Hello. I am looking for a font to use in really, really small text, but I can't find one. Baically, the font will make the best use out of the available space. Every letter is only five by three pixels and there is only one pixel between each letter. I say "the" font like I've seen it before because I think there is really only one way to make a font like this.

Does anyone know of such a font?


If not, is there a (free) program with which I can design my font?

Attached is a sample of sort of what I'm after. Sorry it's so small. I tried to make it bigger in Photoshop, but it wouldn't work right.


----------



## ElDiabloConCaca (Nov 29, 2004)

Here's a similar one:
http://www.kottke.org/plus/type/silkscreen/


----------



## stv1701 (Nov 30, 2004)

Take a look at http://www.dafont.com/en/bitmap.php a great resource for free fonts. You should be able to find one similar to what you're after.


----------



## Natobasso (Dec 5, 2004)

try http://www.identifont.com. I think they even have some free fonts. One's called Pixelate and it's GREAT for small print.


----------



## Darkshadow (Dec 5, 2004)

This may do the trick for you: http://www.tobias-jung.de/seekingprofont/


----------



## Pardus (Dec 7, 2004)

http://fontsforflash.com/
site dedicated to pixel fonts. some free some pay


----------



## Travis86 (Dec 7, 2004)

Whoa. I didn't log in, so I wasn't notified of these other posts.

Thanks for the sites. It will take me a while to sort through all of the fonts, but they look very promising. Identifont found one that looks sort of like what I'm looking for. Not quite perfect, though. I'll keep looking. Is there a cheaper way to create fonts besides Fontographer?


----------



## larry98765 (Dec 7, 2004)

mini 7 is my favorite. I bought it a few years back and have found it extremely useful.
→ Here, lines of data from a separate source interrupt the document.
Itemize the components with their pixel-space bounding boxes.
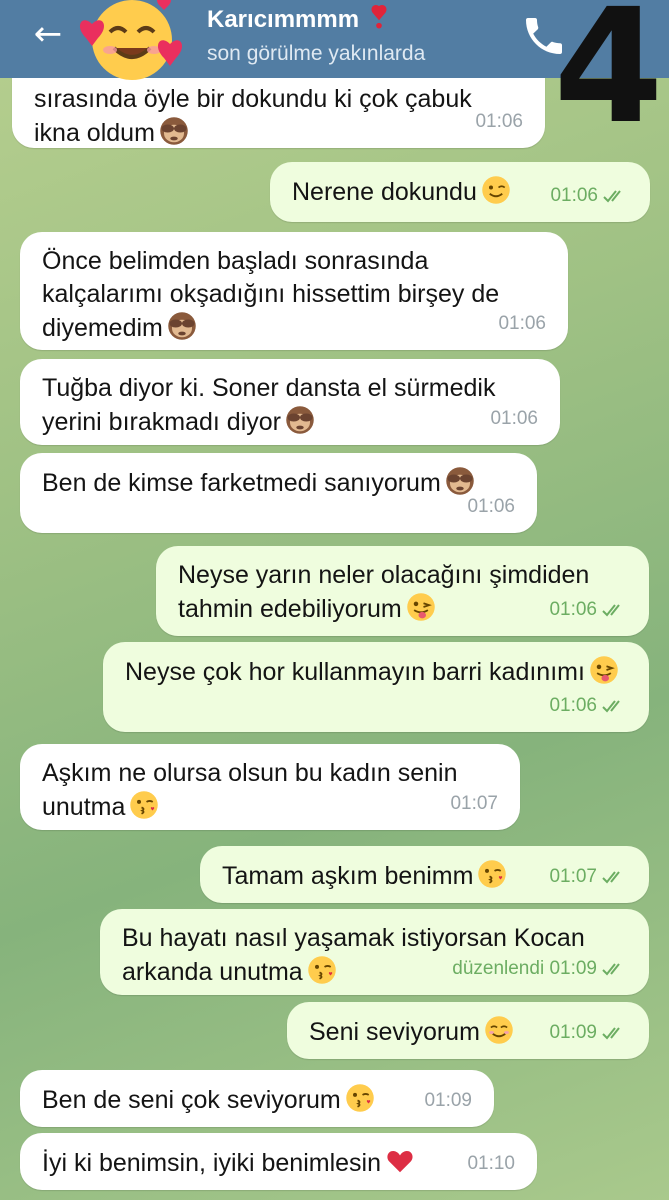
message-meta: 01:07 <box>549 860 627 893</box>
message-meta: 01:10 <box>467 1147 515 1180</box>
message-text: Seni seviyorum <box>309 1018 480 1046</box>
message-text: Ben de kimse farketmedi sanıyorum <box>42 469 441 497</box>
message-text: Tuğba diyor ki. Soner dansta el sürmedik… <box>42 374 496 436</box>
see-no-evil-monkey-icon <box>160 117 188 145</box>
heart-exclamation-icon <box>371 5 387 29</box>
outgoing-message[interactable]: Neyse yarın neler olacağını şimdiden tah… <box>156 546 649 636</box>
winking-face-icon <box>482 176 510 204</box>
message-text: Neyse yarın neler olacağını şimdiden tah… <box>178 561 590 623</box>
message-meta: 01:09 <box>424 1084 472 1117</box>
message-text: Neyse çok hor kullanmayın barri kadınımı <box>125 658 585 686</box>
double-check-icon <box>602 963 620 976</box>
message-text: İyi ki benimsin, iyiki benimlesin <box>42 1149 382 1177</box>
outgoing-message[interactable]: Tamam aşkım benimm 01:07 <box>200 846 649 903</box>
incoming-message[interactable]: Aşkım ne olursa olsun bu kadın senin unu… <box>20 744 520 830</box>
avatar[interactable] <box>64 0 200 88</box>
message-text: Aşkım ne olursa olsun bu kadın senin unu… <box>42 759 458 821</box>
episode-number-badge: 4 <box>553 0 664 159</box>
incoming-message[interactable]: Ben de seni çok seviyorum 01:09 <box>20 1070 494 1127</box>
message-meta: 01:06 <box>490 402 538 435</box>
double-check-icon <box>602 604 620 617</box>
winking-tongue-face-icon <box>406 593 435 621</box>
double-check-icon <box>602 871 620 884</box>
message-time: 01:06 <box>475 111 523 132</box>
last-seen-status: son görülme yakınlarda <box>207 42 426 65</box>
outgoing-message[interactable]: Neyse çok hor kullanmayın barri kadınımı… <box>103 642 649 732</box>
message-time: 01:06 <box>498 313 546 334</box>
see-no-evil-monkey-icon <box>286 406 314 434</box>
message-time: 01:09 <box>424 1090 472 1111</box>
winking-tongue-face-icon <box>590 656 618 684</box>
incoming-message[interactable]: Ben de kimse farketmedi sanıyorum 01:06 <box>20 453 537 533</box>
message-meta: 01:07 <box>450 787 498 820</box>
see-no-evil-monkey-icon <box>168 312 196 340</box>
message-meta: düzenlendi 01:09 <box>452 952 627 985</box>
message-meta: 01:06 <box>498 307 546 340</box>
message-time: 01:07 <box>549 866 597 887</box>
incoming-message[interactable]: Tuğba diyor ki. Soner dansta el sürmedik… <box>20 359 560 445</box>
chat-title[interactable]: Karıcımmmm <box>207 4 392 34</box>
double-check-icon <box>603 190 621 203</box>
message-text: Önce belimden başladı sonrasında kalçala… <box>42 247 500 342</box>
message-meta: 01:06 <box>549 593 627 626</box>
kissing-face-icon <box>346 1084 374 1112</box>
kissing-face-icon <box>307 956 336 984</box>
message-time: 01:07 <box>450 793 498 814</box>
message-meta: 01:06 <box>467 490 515 523</box>
kissing-face-icon <box>478 860 507 888</box>
message-text: Nerene dokundu <box>292 178 477 206</box>
outgoing-message[interactable]: Nerene dokundu 01:06 <box>270 162 650 222</box>
double-check-icon <box>602 700 620 713</box>
message-time: 01:06 <box>549 599 597 620</box>
message-text: Ben de seni çok seviyorum <box>42 1086 341 1114</box>
outgoing-message[interactable]: Seni seviyorum 01:09 <box>287 1002 649 1059</box>
message-time: 01:09 <box>549 1022 597 1043</box>
message-time: 01:06 <box>467 496 515 517</box>
message-time: düzenlendi 01:09 <box>452 958 597 979</box>
message-text: sırasında öyle bir dokundu ki çok çabuk … <box>34 85 472 147</box>
kissing-face-icon <box>130 791 159 819</box>
smiling-face-icon <box>485 1016 513 1044</box>
message-meta: 01:09 <box>549 1016 627 1049</box>
message-time: 01:06 <box>549 695 597 716</box>
message-meta: 01:06 <box>550 179 628 212</box>
message-time: 01:06 <box>490 408 538 429</box>
incoming-message[interactable]: İyi ki benimsin, iyiki benimlesin 01:10 <box>20 1133 537 1190</box>
message-meta: 01:06 <box>475 105 523 138</box>
outgoing-message[interactable]: Bu hayatı nasıl yaşamak istiyorsan Kocan… <box>100 909 649 995</box>
message-time: 01:06 <box>550 185 598 206</box>
message-text: Tamam aşkım benimm <box>222 862 474 890</box>
message-meta: 01:06 <box>549 689 627 722</box>
double-check-icon <box>602 1027 620 1040</box>
incoming-message[interactable]: Önce belimden başladı sonrasında kalçala… <box>20 232 568 350</box>
red-heart-icon <box>387 1151 413 1173</box>
message-time: 01:10 <box>467 1153 515 1174</box>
EDIT -- Sorry. I read your post more closely and see that this doesn't help. ::angel::


----------



## ksv (Dec 21, 2004)

What are you going to use it for? Writing contracts?


----------



## Natobasso (Dec 21, 2004)

He he.


----------



## Travis86 (Dec 23, 2004)

No, I was going to publish a newspaper for ants.


----------



## arri (Dec 24, 2004)

and more:
http://www.dsg4.com/04/extra/bitmap/index.html


----------



## Travis86 (Dec 24, 2004)

04b-24 is one of the closest so far, but one pixel too tall.


----------